To connect a vector database to your product catalog backend, you’ll need to design a pipeline that transforms product data into vector embeddings, stores them in the vector database, and integrates querying into your application. Start by identifying which product attributes (e.g., descriptions, images, or metadata) will be used for similarity searches. Use an embedding model like BERT for text or ResNet for images to convert these attributes into numerical vectors. For example, product descriptions can be processed through a language model to generate 768-dimensional vectors. Store these vectors alongside product IDs in the vector database (e.g., Pinecone, Milvus, or Qdrant) to maintain a link between the vector and the original product data in your catalog.
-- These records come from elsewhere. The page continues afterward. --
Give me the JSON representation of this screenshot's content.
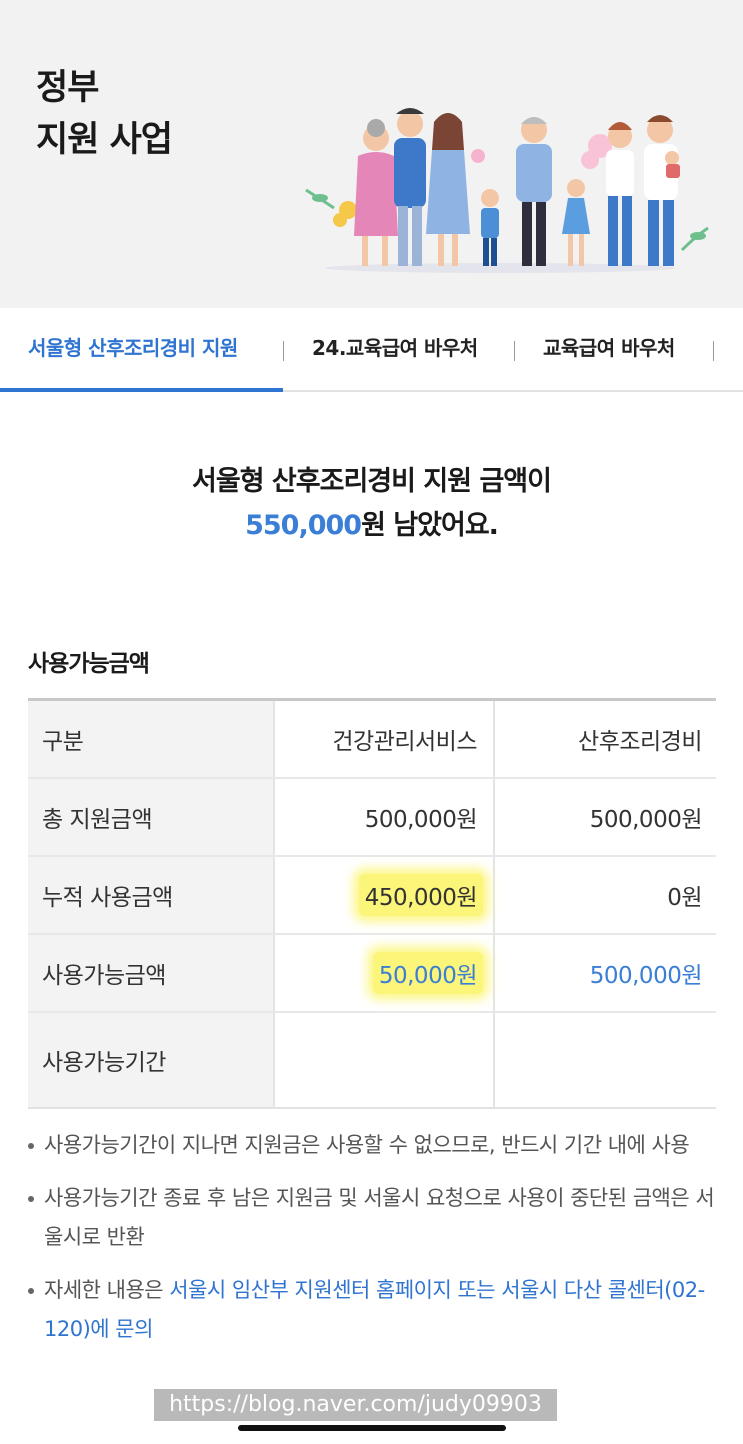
{
  "header": {
    "title_line1": "정부",
    "title_line2": "지원 사업"
  },
  "tabs": [
    {
      "label": "서울형 산후조리경비 지원",
      "active": true
    },
    {
      "label": "24.교육급여 바우처",
      "active": false
    },
    {
      "label": "교육급여 바우처",
      "active": false
    }
  ],
  "summary": {
    "line1": "서울형 산후조리경비 지원 금액이",
    "amount": "550,000",
    "line2_suffix": "원 남았어요."
  },
  "section": {
    "title": "사용가능금액"
  },
  "table": {
    "headers": [
      "구분",
      "건강관리서비스",
      "산후조리경비"
    ],
    "rows": [
      {
        "label": "총 지원금액",
        "health": "500,000원",
        "postnatal": "500,000원"
      },
      {
        "label": "누적 사용금액",
        "health": "450,000원",
        "postnatal": "0원"
      },
      {
        "label": "사용가능금액",
        "health": "50,000원",
        "postnatal": "500,000원"
      },
      {
        "label": "사용가능기간",
        "health": "",
        "postnatal": ""
      }
    ]
  },
  "notes": [
    {
      "text": "사용가능기간이 지나면 지원금은 사용할 수 없으므로, 반드시 기간 내에 사용"
    },
    {
      "text": "사용가능기간 종료 후 남은 지원금 및 서울시 요청으로 사용이 중단된 금액은 서울시로 반환"
    },
    {
      "prefix": "자세한 내용은 ",
      "link": "서울시 임산부 지원센터 홈페이지 또는 서울시 다산 콜센터(02-120)에 문의"
    }
  ],
  "watermark": "https://blog.naver.com/judy09903",
  "colors": {
    "accent": "#2f74d0",
    "amount_blue": "#3a7ed6",
    "highlight": "#fbf67a",
    "header_bg": "#f2f2f2"
  }
}
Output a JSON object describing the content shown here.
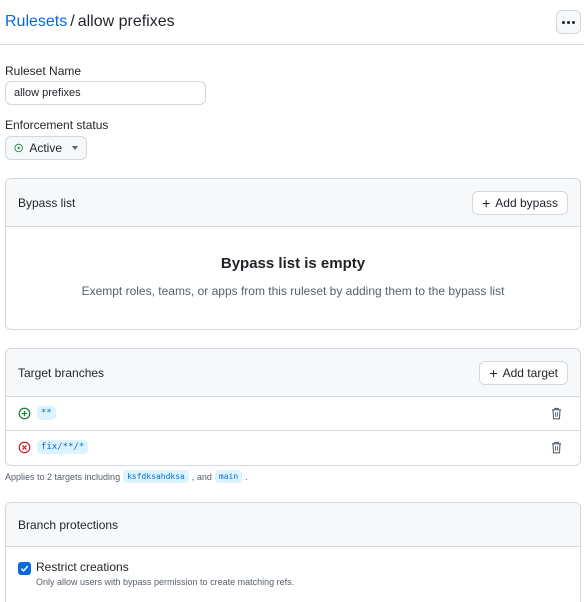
{
  "breadcrumb": {
    "parent": "Rulesets",
    "separator": "/",
    "current": "allow prefixes"
  },
  "form": {
    "name_label": "Ruleset Name",
    "name_value": "allow prefixes",
    "enforcement_label": "Enforcement status",
    "enforcement_value": "Active"
  },
  "bypass": {
    "title": "Bypass list",
    "add_label": "Add bypass",
    "empty_title": "Bypass list is empty",
    "empty_desc": "Exempt roles, teams, or apps from this ruleset by adding them to the bypass list"
  },
  "targets": {
    "title": "Target branches",
    "add_label": "Add target",
    "rows": [
      {
        "kind": "include",
        "pattern": "**"
      },
      {
        "kind": "exclude",
        "pattern": "fix/**/*"
      }
    ],
    "applies_prefix": "Applies to 2 targets including",
    "applies_items": [
      "ksfdksahdksa",
      "main"
    ],
    "applies_joiner": ", and",
    "applies_suffix": "."
  },
  "protections": {
    "title": "Branch protections",
    "items": [
      {
        "title": "Restrict creations",
        "desc": "Only allow users with bypass permission to create matching refs.",
        "checked": true
      }
    ]
  },
  "colors": {
    "accent": "#0969da",
    "success": "#1a7f37",
    "danger": "#cf222e",
    "border": "#d0d7de"
  }
}
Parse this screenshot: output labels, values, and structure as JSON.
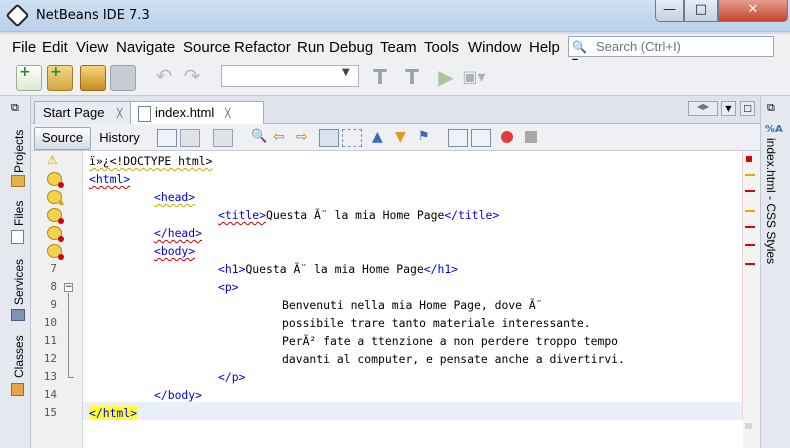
{
  "window": {
    "title": "NetBeans IDE 7.3"
  },
  "menu": [
    "File",
    "Edit",
    "View",
    "Navigate",
    "Source",
    "Refactor",
    "Run",
    "Debug",
    "Team",
    "Tools",
    "Window",
    "Help"
  ],
  "search": {
    "placeholder": "Search (Ctrl+I)"
  },
  "left_panels": [
    "Projects",
    "Files",
    "Services",
    "Classes"
  ],
  "right_panel": "index.html - CSS Styles",
  "tabs": [
    {
      "label": "Start Page",
      "active": false
    },
    {
      "label": "index.html",
      "active": true
    }
  ],
  "editor_toolbar": {
    "source": "Source",
    "history": "History"
  },
  "code": {
    "line_numbers": [
      "7",
      "8",
      "9",
      "10",
      "11",
      "12",
      "13",
      "14",
      "15"
    ],
    "lines": {
      "l1": "ï»¿<!DOCTYPE html>",
      "l2": "<html>",
      "l3": "<head>",
      "l4_tag_open": "<title>",
      "l4_text": "Questa Ã¨ la mia Home Page",
      "l4_tag_close": "</title>",
      "l5": "</head>",
      "l6": "<body>",
      "l7_tag_open": "<h1>",
      "l7_text": "Questa Ã¨ la mia Home Page",
      "l7_tag_close": "</h1>",
      "l8": "<p>",
      "l9": "Benvenuti nella mia Home Page, dove Ã¨",
      "l10": "possibile trare tanto materiale interessante.",
      "l11": "PerÃ² fate a ttenzione a non perdere troppo tempo",
      "l12": "davanti al computer, e pensate anche a divertirvi.",
      "l13": "</p>",
      "l14": "</body>",
      "l15": "</html>"
    }
  },
  "colors": {
    "tag": "#0000e6",
    "error": "#d40000",
    "warning": "#e8a800",
    "match_highlight": "#ffff33"
  }
}
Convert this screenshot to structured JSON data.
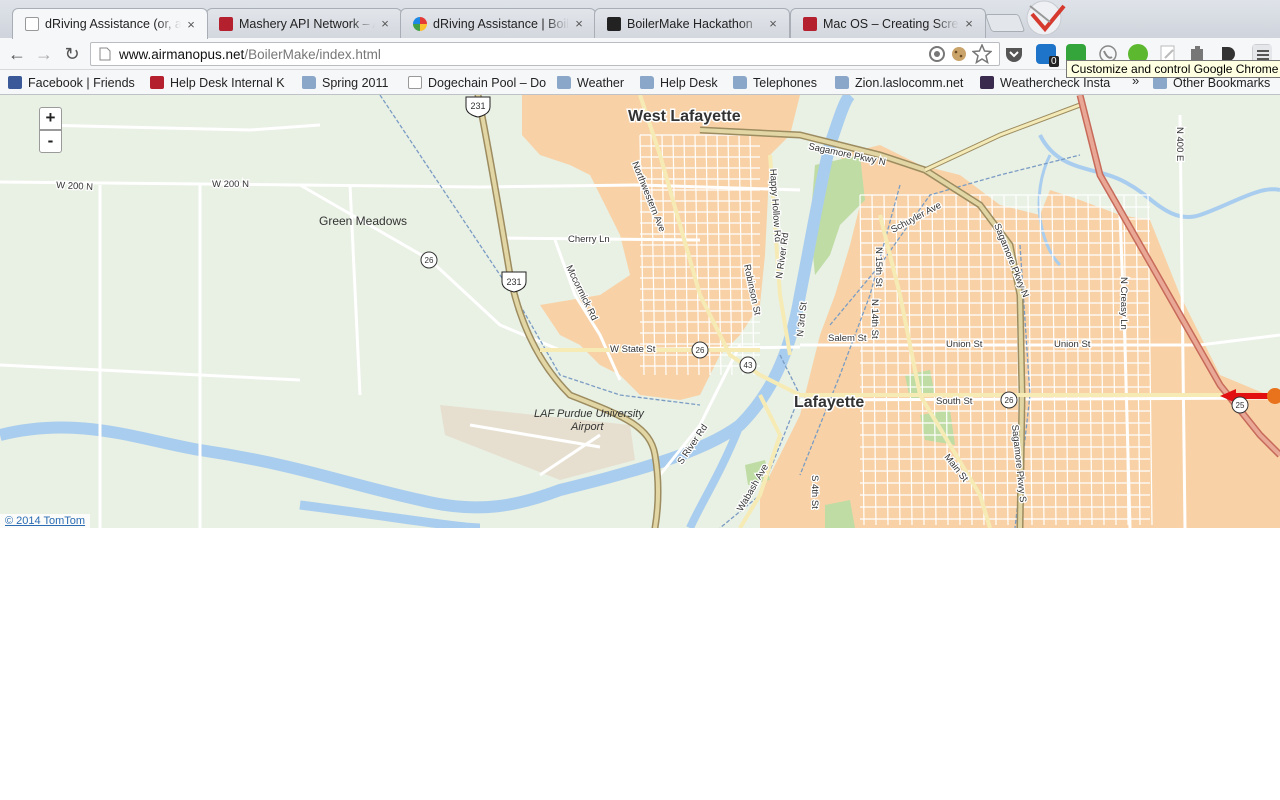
{
  "browser": {
    "tabs": [
      {
        "title": "dRiving Assistance (or, a h",
        "favicon": "page-icon",
        "active": true
      },
      {
        "title": "Mashery API Network – API",
        "favicon": "mashery-icon",
        "active": false
      },
      {
        "title": "dRiving Assistance | Boiler",
        "favicon": "pinwheel-icon",
        "active": false
      },
      {
        "title": "BoilerMake Hackathon",
        "favicon": "boilermake-icon",
        "active": false
      },
      {
        "title": "Mac OS – Creating Screens",
        "favicon": "kb-icon",
        "active": false
      }
    ],
    "close_glyph": "×",
    "url_host": "www.airmanopus.net",
    "url_path": "/BoilerMake/index.html",
    "extension_badge": "0",
    "tooltip": "Customize and control Google Chrome"
  },
  "bookmarks": {
    "items": [
      {
        "label": "Facebook | Friends",
        "icon": "facebook-icon"
      },
      {
        "label": "Help Desk Internal K",
        "icon": "kb-icon"
      },
      {
        "label": "Spring 2011",
        "icon": "folder-icon"
      },
      {
        "label": "Dogechain Pool – Do",
        "icon": "page-icon"
      },
      {
        "label": "Weather",
        "icon": "folder-icon"
      },
      {
        "label": "Help Desk",
        "icon": "folder-icon"
      },
      {
        "label": "Telephones",
        "icon": "folder-icon"
      },
      {
        "label": "Zion.laslocomm.net",
        "icon": "folder-icon"
      },
      {
        "label": "Weathercheck Insta",
        "icon": "b-icon"
      }
    ],
    "overflow": "»",
    "other": "Other Bookmarks"
  },
  "map": {
    "zoom_in": "+",
    "zoom_out": "-",
    "attribution": "© 2014 TomTom",
    "places": {
      "west_lafayette": "West Lafayette",
      "lafayette": "Lafayette",
      "green_meadows": "Green Meadows",
      "airport": "LAF Purdue University",
      "airport2": "Airport"
    },
    "roads": {
      "w200n_a": "W 200 N",
      "w200n_b": "W 200 N",
      "sagamore_n": "Sagamore Pkwy N",
      "sagamore_s": "Sagamore Pkwy S",
      "sagamore_n2": "Sagamore Pkwy N",
      "northwestern": "Northwestern Ave",
      "happy_hollow": "Happy Hollow Rd",
      "cherry": "Cherry Ln",
      "mccormick": "Mccormick Rd",
      "robinson": "Robinson St",
      "n_river": "N River Rd",
      "schuyler": "Schuyler Ave",
      "n15": "N 15th St",
      "n14": "N 14th St",
      "n3": "N 3rd St",
      "salem": "Salem St",
      "union1": "Union St",
      "union2": "Union St",
      "w_state": "W State St",
      "south": "South St",
      "s_river": "S River Rd",
      "wabash": "Wabash Ave",
      "s4": "S 4th St",
      "main": "Main St",
      "n_creasy": "N Creasy Ln",
      "n400e": "N 400 E"
    },
    "shields": {
      "us231a": "231",
      "us231b": "231",
      "sr26a": "26",
      "sr26b": "26",
      "sr26c": "26",
      "sr43": "43",
      "sr25": "25"
    }
  }
}
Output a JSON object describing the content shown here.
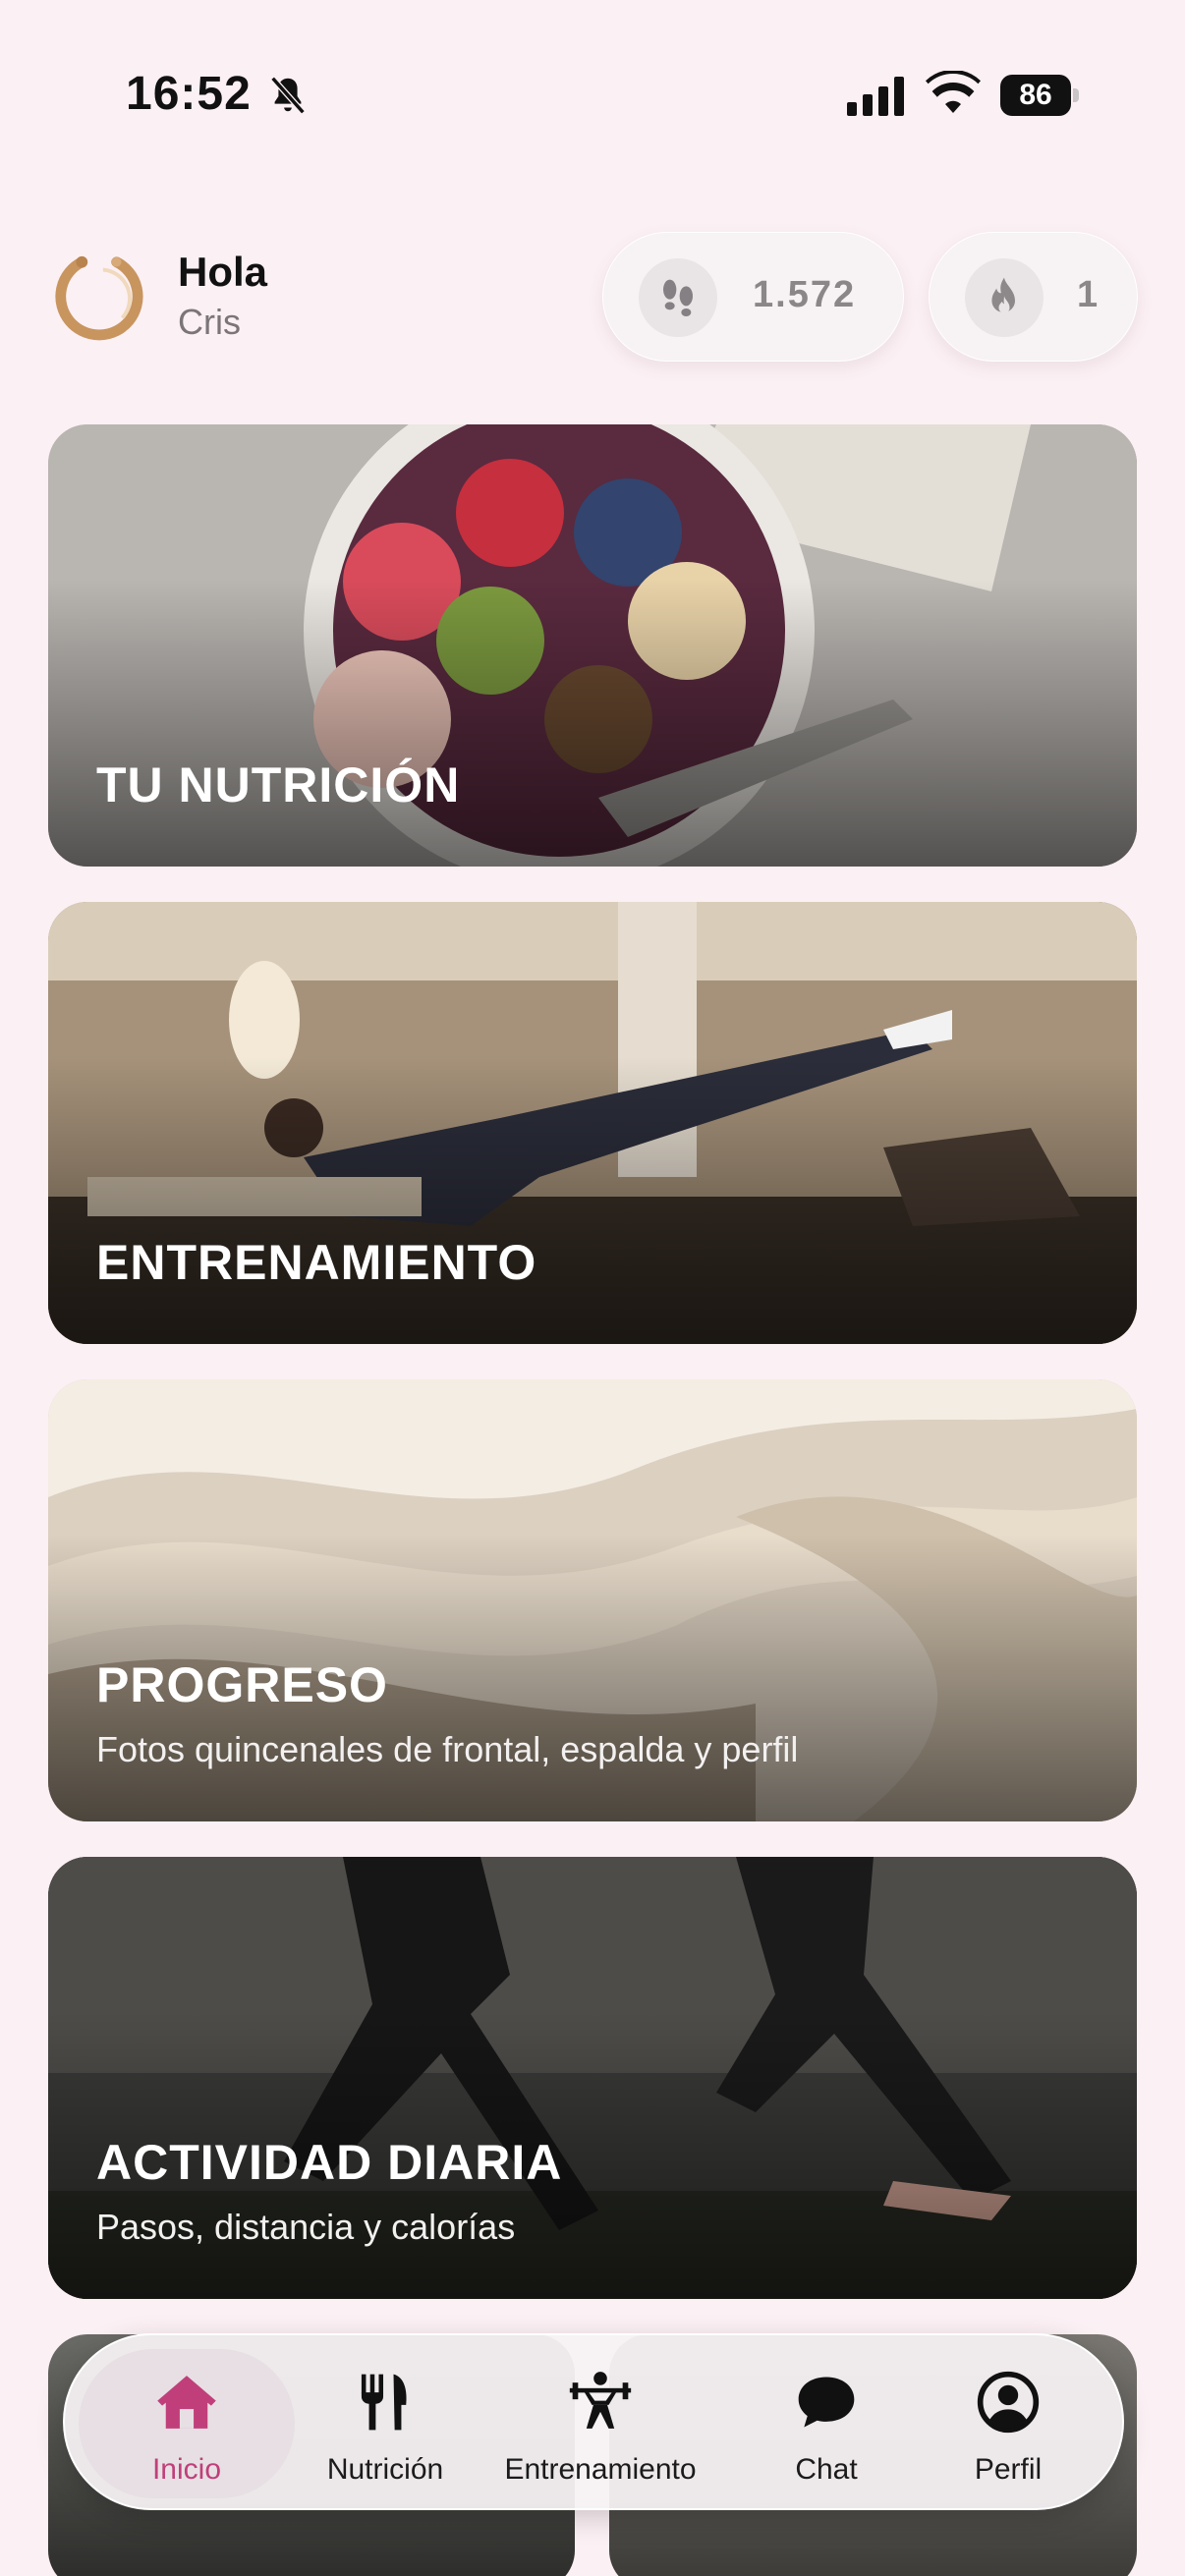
{
  "status_bar": {
    "time": "16:52",
    "battery": "86"
  },
  "header": {
    "greeting": "Hola",
    "user_name": "Cris",
    "steps_value": "1.572",
    "streak_value": "1"
  },
  "cards": [
    {
      "title": "TU NUTRICIÓN",
      "subtitle": ""
    },
    {
      "title": "ENTRENAMIENTO",
      "subtitle": ""
    },
    {
      "title": "PROGRESO",
      "subtitle": "Fotos quincenales de frontal, espalda y perfil"
    },
    {
      "title": "ACTIVIDAD DIARIA",
      "subtitle": "Pasos, distancia y calorías"
    }
  ],
  "tab_bar": {
    "active": "Inicio",
    "items": [
      {
        "label": "Inicio",
        "icon": "home-icon"
      },
      {
        "label": "Nutrición",
        "icon": "fork-knife-icon"
      },
      {
        "label": "Entrenamiento",
        "icon": "weightlifter-icon"
      },
      {
        "label": "Chat",
        "icon": "chat-bubble-icon"
      },
      {
        "label": "Perfil",
        "icon": "profile-icon"
      }
    ]
  },
  "colors": {
    "background": "#fbf0f4",
    "accent": "#c03f7a",
    "logo_gold": "#c8955f"
  }
}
Next, integrate the vector database into your backend using its client library or API. For instance, if using Pinecone, you’d install its Python SDK and initialize a client with your API key. When a product is added or updated in your catalog, generate its embedding and upsert it into the vector database using a method like index.upsert(vectors=[(id, embedding, metadata)]).
Ensure your backend handles synchronization—if your primary product database uses PostgreSQL, you might add a trigger to generate embeddings after inserts or updates. For querying, create an endpoint in your backend that accepts a search input (e.g., a text query), generates its embedding using the same model, and performs a nearest-neighbor search in the vector database. Return matching product IDs and fetch full details from your primary database to avoid duplicating data.
Optimize for performance and scalability. Partition your vector database indexes by product category or region if your catalog is large, which speeds up queries. Use caching (e.g., Redis) for frequent queries, such as “similar to product X” results. If your application requires real-time updates, ensure your embedding generation and indexing steps are fast enough—consider batch processing for less critical updates. For example, a fashion retailer might run nightly batch jobs to update embeddings for pricing changes but process image uploads in real time. Finally, add monitoring to track query latency and error rates, and secure API keys and database connections with environment variables and encryption in transit.